31 Temmuz 2012 Salı

Datça yarımadasında bir keşif: Orhaniye Köyü

Datça Yarımadasının güneyinde, Hisarönü Körfezinde, Marmaris'in hemen güney batısında saklı bir cennet Orhaniye Köyü...

Herşey “Aga sen artık bizim muhabirimizsin, git Orhaniye’ye resim çek, yazı yaz, orayı bize tanıt, bana bak para mara da yok haaa!” talimatı ile başladı. Talimatı kim mi verdi? Anne tarafımdan bir hısım diyelim . Çaresiz kabul ettik lakin ben ne yazacağım, Elif Şafak ya da Orhan Pamuk değilim ki ne yazsam okunsun. Üstelik bu satırların yazarı; hem üniversite öncesi hem üniversite yıllarında kompozisyon derslerinde hocalarının hışmına uğramış “Sende zerre kadar kurgu mefhumu yok, ne anlattığını, niyetini anlamak imkansız!” övgülerine mazhar olmuş biri. Gerçi muharrirliğe ilgi duymuşluğum var ama müktesebat uygun değil. Fotoğrafçılığımı da varın siz düşünün artık. Ezcümle sevgili okur bu girizgah hiç de umut verici değil.
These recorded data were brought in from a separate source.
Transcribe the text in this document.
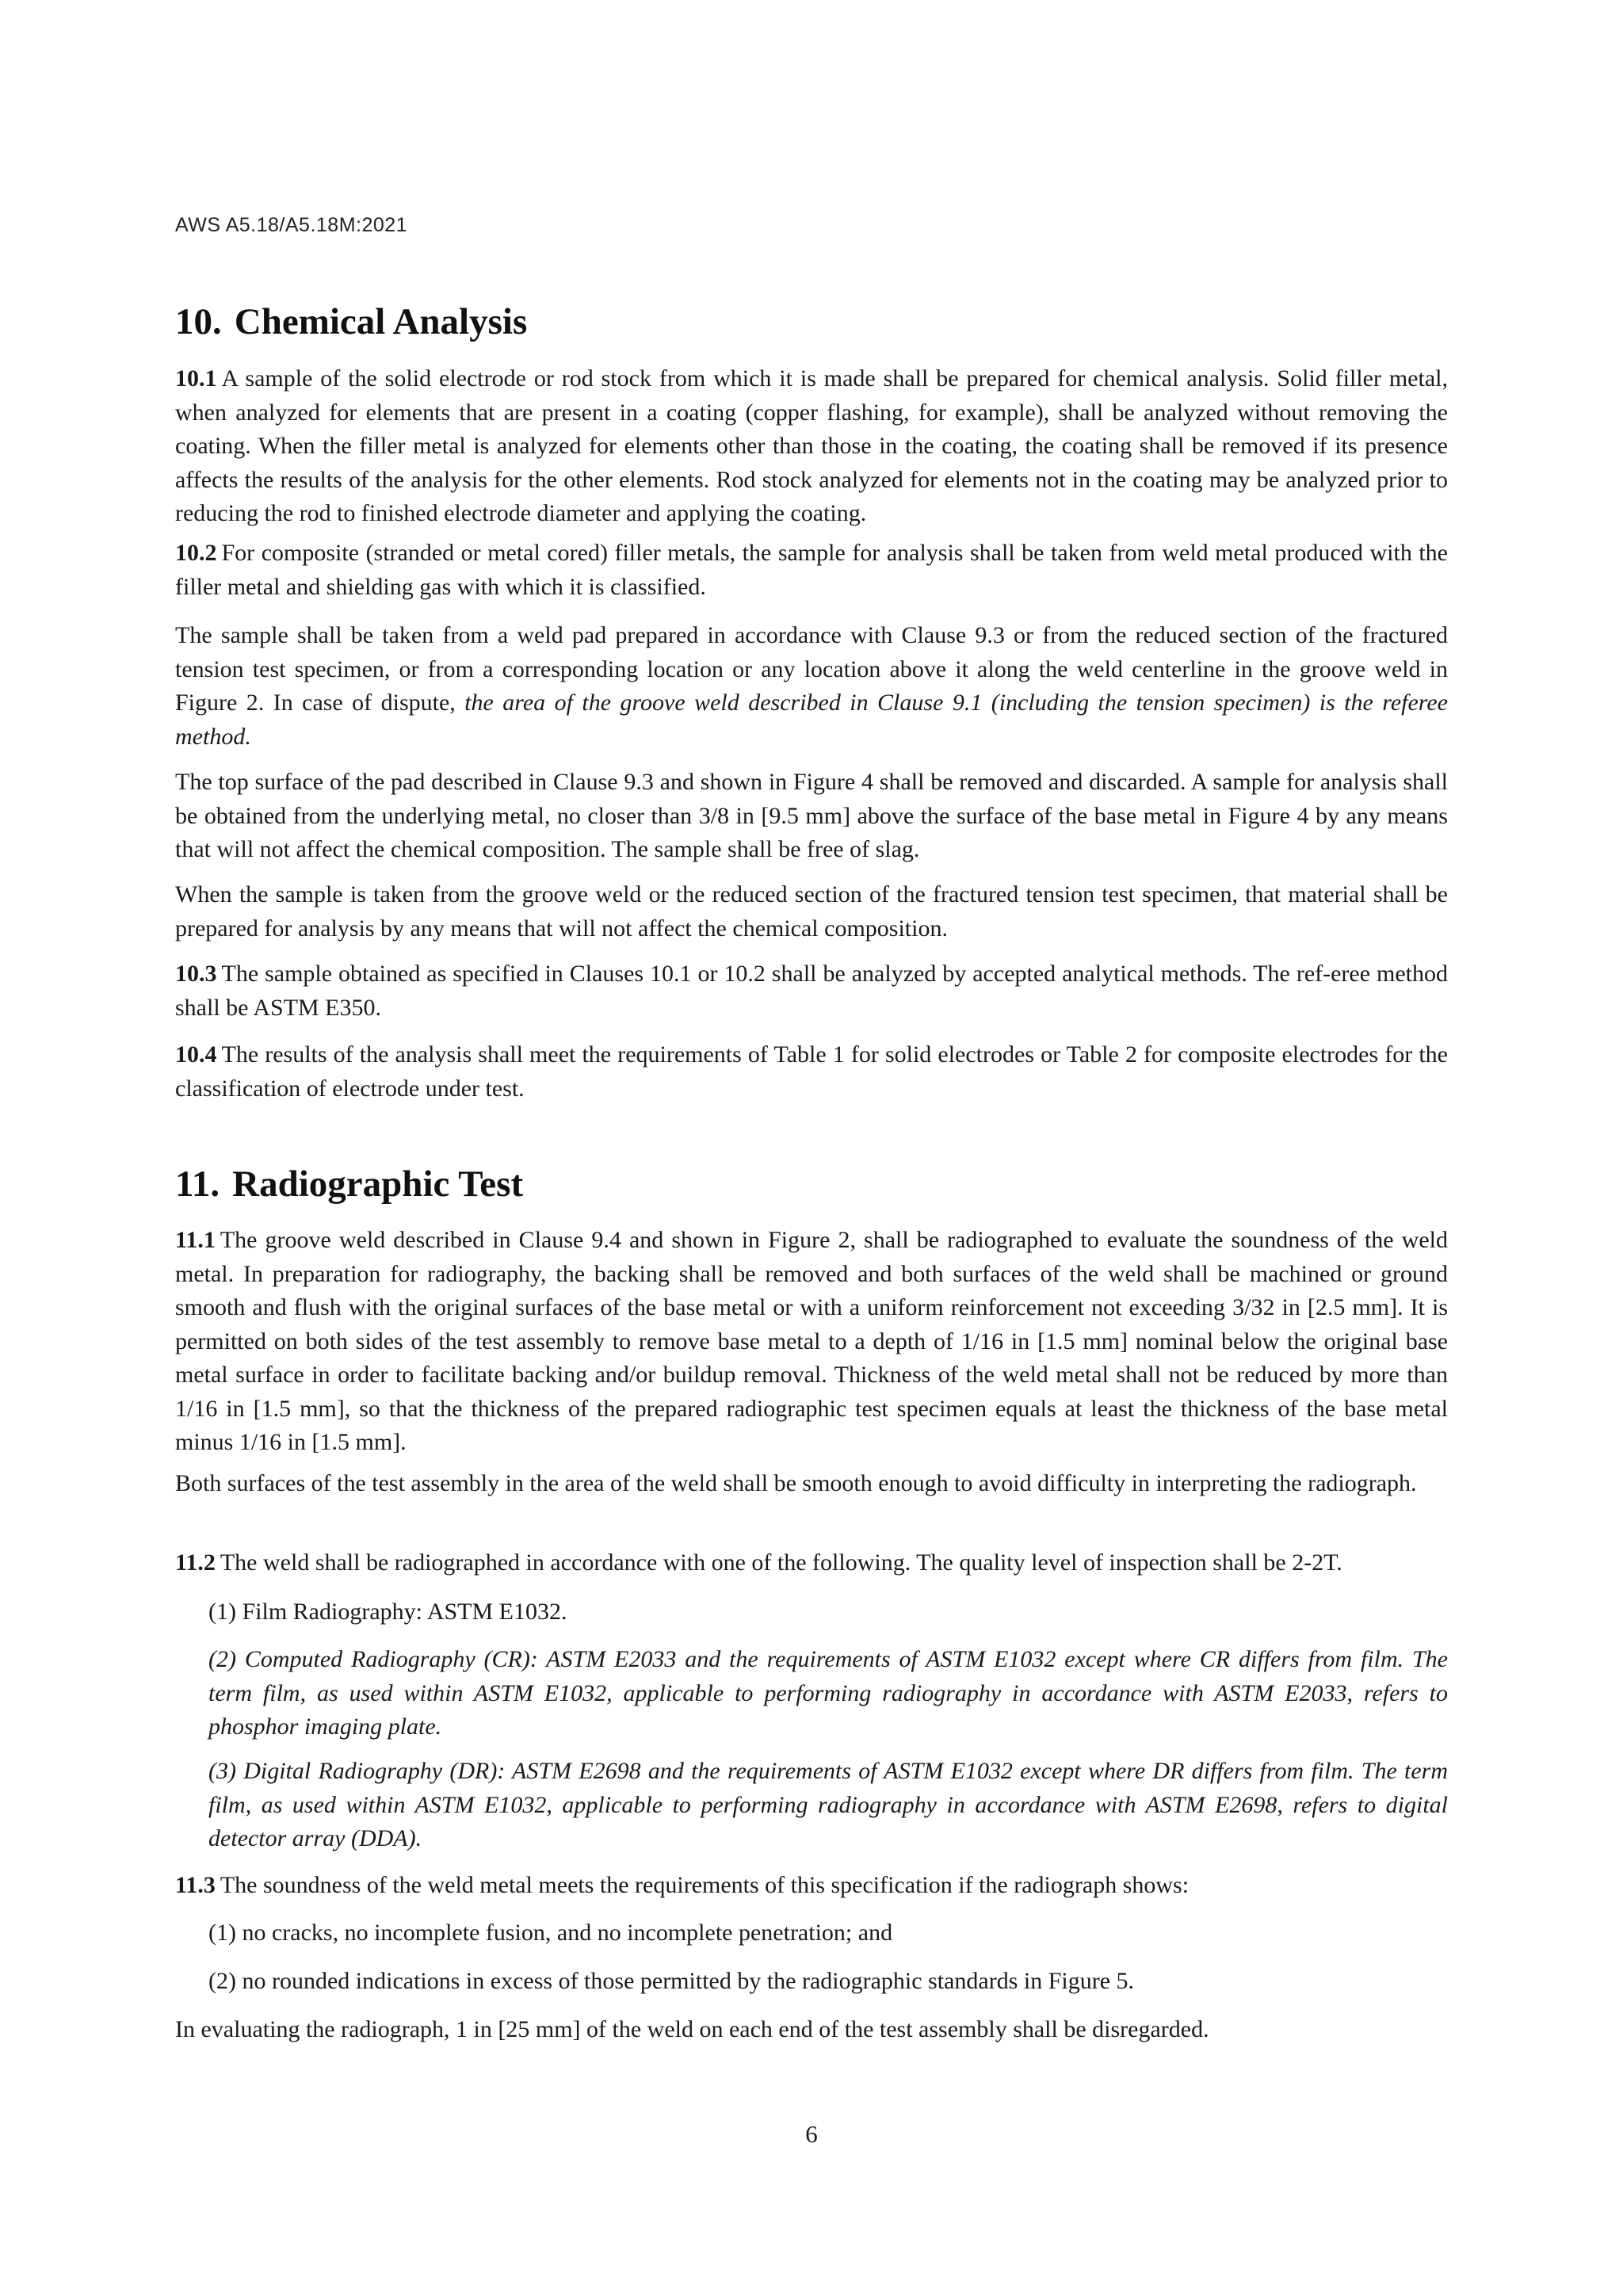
AWS A5.18/A5.18M:2021
10. Chemical Analysis

10.1 A sample of the solid electrode or rod stock from which it is made shall be prepared for chemical analysis. Solid filler metal, when analyzed for elements that are present in a coating (copper flashing, for example), shall be analyzed without removing the coating. When the filler metal is analyzed for elements other than those in the coating, the coating shall be removed if its presence affects the results of the analysis for the other elements. Rod stock analyzed for elements not in the coating may be analyzed prior to reducing the rod to finished electrode diameter and applying the coating.

10.2 For composite (stranded or metal cored) filler metals, the sample for analysis shall be taken from weld metal produced with the filler metal and shielding gas with which it is classified.

The sample shall be taken from a weld pad prepared in accordance with Clause 9.3 or from the reduced section of the fractured tension test specimen, or from a corresponding location or any location above it along the weld centerline in the groove weld in Figure 2. In case of dispute, the area of the groove weld described in Clause 9.1 (including the tension specimen) is the referee method.

The top surface of the pad described in Clause 9.3 and shown in Figure 4 shall be removed and discarded. A sample for analysis shall be obtained from the underlying metal, no closer than 3/8 in [9.5 mm] above the surface of the base metal in Figure 4 by any means that will not affect the chemical composition. The sample shall be free of slag.

When the sample is taken from the groove weld or the reduced section of the fractured tension test specimen, that material shall be prepared for analysis by any means that will not affect the chemical composition.

10.3 The sample obtained as specified in Clauses 10.1 or 10.2 shall be analyzed by accepted analytical methods. The ref-eree method shall be ASTM E350.

10.4 The results of the analysis shall meet the requirements of Table 1 for solid electrodes or Table 2 for composite electrodes for the classification of electrode under test.

11. Radiographic Test

11.1 The groove weld described in Clause 9.4 and shown in Figure 2, shall be radiographed to evaluate the soundness of the weld metal. In preparation for radiography, the backing shall be removed and both surfaces of the weld shall be machined or ground smooth and flush with the original surfaces of the base metal or with a uniform reinforcement not exceeding 3/32 in [2.5 mm]. It is permitted on both sides of the test assembly to remove base metal to a depth of 1/16 in [1.5 mm] nominal below the original base metal surface in order to facilitate backing and/or buildup removal. Thickness of the weld metal shall not be reduced by more than 1/16 in [1.5 mm], so that the thickness of the prepared radiographic test specimen equals at least the thickness of the base metal minus 1/16 in [1.5 mm].

Both surfaces of the test assembly in the area of the weld shall be smooth enough to avoid difficulty in interpreting the radiograph.

11.2 The weld shall be radiographed in accordance with one of the following. The quality level of inspection shall be 2-2T.

(1) Film Radiography: ASTM E1032.

(2) Computed Radiography (CR): ASTM E2033 and the requirements of ASTM E1032 except where CR differs from film. The term film, as used within ASTM E1032, applicable to performing radiography in accordance with ASTM E2033, refers to phosphor imaging plate.

(3) Digital Radiography (DR): ASTM E2698 and the requirements of ASTM E1032 except where DR differs from film. The term film, as used within ASTM E1032, applicable to performing radiography in accordance with ASTM E2698, refers to digital detector array (DDA).

11.3 The soundness of the weld metal meets the requirements of this specification if the radiograph shows:

(1) no cracks, no incomplete fusion, and no incomplete penetration; and

(2) no rounded indications in excess of those permitted by the radiographic standards in Figure 5.

In evaluating the radiograph, 1 in [25 mm] of the weld on each end of the test assembly shall be disregarded.

6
Orhaniye ismini ilk kez bir öğrencimden duydum. Sakin, doğa içinde geçirilecek bir tatil için bana Orhaniye, Erol Motel’i tavsiye etmişti. Orhaniye sevdam 2004 yılında böyle başladı ve hala sürüyor.

Fotoğraf 1: Orhaniye



Orhaniye’ye gitmek için önce Marmaris’e gitmek lazım. Marmaris otogardan şehre ulaşmak çok kolay; taksi, minibüs, seyahat acentelerinin servisleri herşey var. Marmaris Otogardan bindiğiniz vasıta sürücüsüne Orhaniye’ye giden minibüslerin durağında ineceğinizi söylemek yeterli. Ancak çok sevimsiz, sıcak olduğunda güneşten kaçacak tek bir ağaç altı bulamayacağınız bir yere bırakacaklar sizi, yıllardır düşünürüm bu durak neden otogara taşınmaz diye, bu tür soruların cevabı olmaz bilirim ama yine de sorarım işte. Yanda bu yılki minibüs saatleri çizelgesini koyuyorum, saatler uygun. Yani Marmaris’ten Orhaniye’ ye ve Orhaniye’den Marmaris’e ulaşım kolay eğer arabanız yoksa. Yol yarım saat, kırk dakika arası sürüyor. Minibüs Datça yolunu Bozburun sapağına kadar izliyor, sonra Bozburun yoluna giriyor. Bu yol Bozburun’a kadar uzanan, üzerinde cennet gibi diyarların (Orhaniye, Turgut, Selimiye vb.) olduğu bir yol. Adı bile duyulmamış, adını sizin koyabileceğiniz plajlar göreceksiniz. Gerçi "plaj" sözü eskilerde kaldı artık “beach” deniyor. Güzergah sürekli değişen manzaralarla asla sıkıcı değil, bir de eğer Orhaniye yerlileri varsa minibüste yol daha da eğlenceli oluyor. Çünkü Orhaniyelilerin ilginç aksanları ile yaptıkları telefon konuşmaları ya da birbirlerine anlattıkları köy dedikodularını dinlemek hoş.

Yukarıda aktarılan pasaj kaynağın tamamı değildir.